By CAITLIN ORR
North Watch, a 2,500-pound massive bronze sculpture of a man and his dog, may not sound like a creature of the earth.
But the figure’s primal, organic look reflects Winnipeg artist Ivan Eyre’s musings about the connection between land and art, says McMichael Canadian Art Collection curator Sharona Adamowicz-Clements.
Visitors are now able to ponder that relationship, at the crest of a spiraling path that forms the heart of the Kleinburg gallery’s new sculpture garden.
“We are trying to see the vision of the artist in the landscape,” Adamowicz-Clements told Vaughan Today during the installation in mid-June. “(This garden) fits in with our mission of integrating land and art together.”
The space can be visited without paying the gallery entrance fee, to which other works will eventually be added.
The sculpture is part of a collection of nine donated to the gallery by the 88-year-old Eyre, in what may be the last major series of works in his lifetime.
Three trucks transported the sculptures 2,700 kilometres from Billings Bronze Inc. in Montana, where they were cast.

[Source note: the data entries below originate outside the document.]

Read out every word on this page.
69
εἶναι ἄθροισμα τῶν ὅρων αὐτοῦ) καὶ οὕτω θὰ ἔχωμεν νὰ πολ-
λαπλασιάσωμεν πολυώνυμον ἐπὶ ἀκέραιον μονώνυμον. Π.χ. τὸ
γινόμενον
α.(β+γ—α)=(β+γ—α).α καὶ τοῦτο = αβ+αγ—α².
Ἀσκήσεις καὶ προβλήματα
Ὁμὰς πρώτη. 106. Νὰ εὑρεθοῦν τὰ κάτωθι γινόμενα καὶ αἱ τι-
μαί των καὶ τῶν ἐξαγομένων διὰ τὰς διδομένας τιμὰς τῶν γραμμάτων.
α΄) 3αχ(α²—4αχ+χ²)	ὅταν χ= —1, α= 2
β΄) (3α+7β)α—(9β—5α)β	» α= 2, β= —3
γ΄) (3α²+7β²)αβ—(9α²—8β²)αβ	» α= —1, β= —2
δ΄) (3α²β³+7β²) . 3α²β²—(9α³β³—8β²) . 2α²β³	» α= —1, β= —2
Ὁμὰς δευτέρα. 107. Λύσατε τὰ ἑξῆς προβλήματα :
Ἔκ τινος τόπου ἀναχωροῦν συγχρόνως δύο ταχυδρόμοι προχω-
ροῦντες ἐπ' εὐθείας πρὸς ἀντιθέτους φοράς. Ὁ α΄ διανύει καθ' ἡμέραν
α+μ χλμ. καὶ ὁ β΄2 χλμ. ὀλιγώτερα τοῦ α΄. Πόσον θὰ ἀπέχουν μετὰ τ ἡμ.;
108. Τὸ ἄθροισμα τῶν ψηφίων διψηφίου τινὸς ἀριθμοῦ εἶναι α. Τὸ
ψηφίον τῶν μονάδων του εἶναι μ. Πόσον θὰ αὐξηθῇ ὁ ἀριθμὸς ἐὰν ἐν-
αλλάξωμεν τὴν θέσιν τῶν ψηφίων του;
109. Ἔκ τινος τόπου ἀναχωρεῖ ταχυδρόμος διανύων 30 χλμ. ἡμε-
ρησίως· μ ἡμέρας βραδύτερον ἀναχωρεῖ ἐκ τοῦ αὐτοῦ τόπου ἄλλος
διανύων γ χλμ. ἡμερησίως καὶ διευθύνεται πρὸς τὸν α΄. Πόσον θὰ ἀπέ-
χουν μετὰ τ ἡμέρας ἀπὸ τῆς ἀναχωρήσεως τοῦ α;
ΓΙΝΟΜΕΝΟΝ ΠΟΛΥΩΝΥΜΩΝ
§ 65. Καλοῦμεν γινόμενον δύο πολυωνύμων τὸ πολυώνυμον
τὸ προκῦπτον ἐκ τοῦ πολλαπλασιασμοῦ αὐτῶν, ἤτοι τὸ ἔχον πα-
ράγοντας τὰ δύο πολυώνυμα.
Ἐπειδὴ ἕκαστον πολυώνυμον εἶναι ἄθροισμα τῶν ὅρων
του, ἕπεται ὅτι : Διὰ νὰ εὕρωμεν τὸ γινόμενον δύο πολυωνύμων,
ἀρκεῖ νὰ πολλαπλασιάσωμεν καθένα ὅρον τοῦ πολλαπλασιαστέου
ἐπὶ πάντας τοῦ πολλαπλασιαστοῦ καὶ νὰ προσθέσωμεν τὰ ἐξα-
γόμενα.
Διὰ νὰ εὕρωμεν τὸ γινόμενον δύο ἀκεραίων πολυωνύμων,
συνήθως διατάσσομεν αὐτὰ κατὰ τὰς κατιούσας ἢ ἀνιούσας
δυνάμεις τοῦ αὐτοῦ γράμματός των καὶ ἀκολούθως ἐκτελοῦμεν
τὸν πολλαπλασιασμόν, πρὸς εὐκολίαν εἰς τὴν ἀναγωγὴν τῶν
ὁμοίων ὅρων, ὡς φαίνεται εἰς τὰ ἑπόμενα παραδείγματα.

The imposing statues — North Watch measures about three feet wide by 10 feet tall — reflect the Group of Seven’s legacy of taking inspiration from the land, says curator Katerina Atanassova.
How they reflect that legacy is largely up to the gallery-goer to decide, though.
“Anything is plausible as long as the viewers are truthful to themselves,” says Adamowicz-Clements.
She points out the vaguely Egyptian and Mesopotamian look to the sculptures in the stylized, stiff angles of the statues.
But there are contrasting futuristic elements, like the slightly alien look conveyed by the single-eyed reclining figure in Plains Call.
The statues’ vastness and grandeur shows their connection with the panoramic landscape of Eyre’s prairie home, says Adamowicz-Clements.
The symbolism of the figures had been gestating for years in Eyre’s sketches and other works, she says, but they were completed in the past two and a half years.
The casting company does solely artistic work using the lost wax process.
The North Watch statue was made using about 80 pieces welded together. It took between three and four months to assemble.
But one look up at the majestic figure should convince gallery-goers it was worth it.
Meanwhile, the McMichael is featuring another new exhibition of portraits and videos, intended to depict the evolution of Aboriginal self-determination.
The exhibition, titled Steeling the Gaze: Portraits by Aboriginal Artists, is being presented by the Canadian Museum of Contemporary Photography and will be on display until Sept. 11.